Asia's first Master of Wine

What wine would do justice to the explosive taste of fried chilli prawns? How about beef satay, or chicken in a spicy coconut sauce? Now imagine you are in Singapore or Malaysia and that all three dishes, plus half a dozen more besides, are set before you. How could you possibly match wine to such a panoply of competing and powerful flavours?

Korean-born Jeannie Cho Lee, the only Asian among the world's 279 Masters of Wine, spent two years trying to puzzle out precisely that. She travelled to 10 Asian food cities – Hong Kong, Shanghai, Beijing, Taipei, Tokyo, Seoul, Bangkok, Kuala Lumpur, Singapore and Mumbai – sampling dishes and figuring out which wines, if any, would make a worthy addition to an already sumptuous table. The resulting book, Asian Palate, published in November, is an attempt to understand food in its own context and to suggest appropriate wine without imposing alien tastes on some of the world's complex cuisines.
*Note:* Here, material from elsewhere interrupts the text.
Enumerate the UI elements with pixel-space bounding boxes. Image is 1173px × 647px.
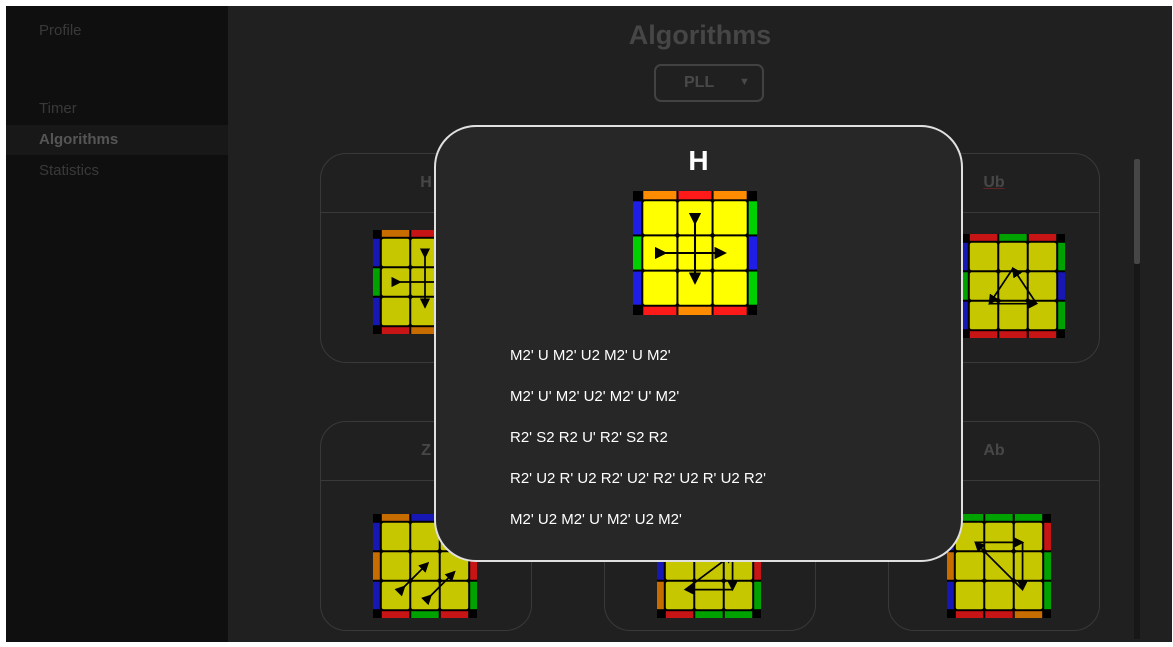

“I wanted to see how wine fits in to our Asian food culture,” she says when I meet her in a private dining room in the China Club, a Hong Kong club that eschews the stuffiness of more traditional establishments. “I think food is place-driven,” she says, drawing a parallel with what wine experts refer to as the terroir to denote the characteristics that a grape draws from its geography. “It is the entire environment from which that particular ingredient comes from, the climate, the weather, the soil, even the people. It is the same with food,” she says. “I wanted to look at how to introduce wine to a table without disrespecting the harmony and the integrity of the dishes.”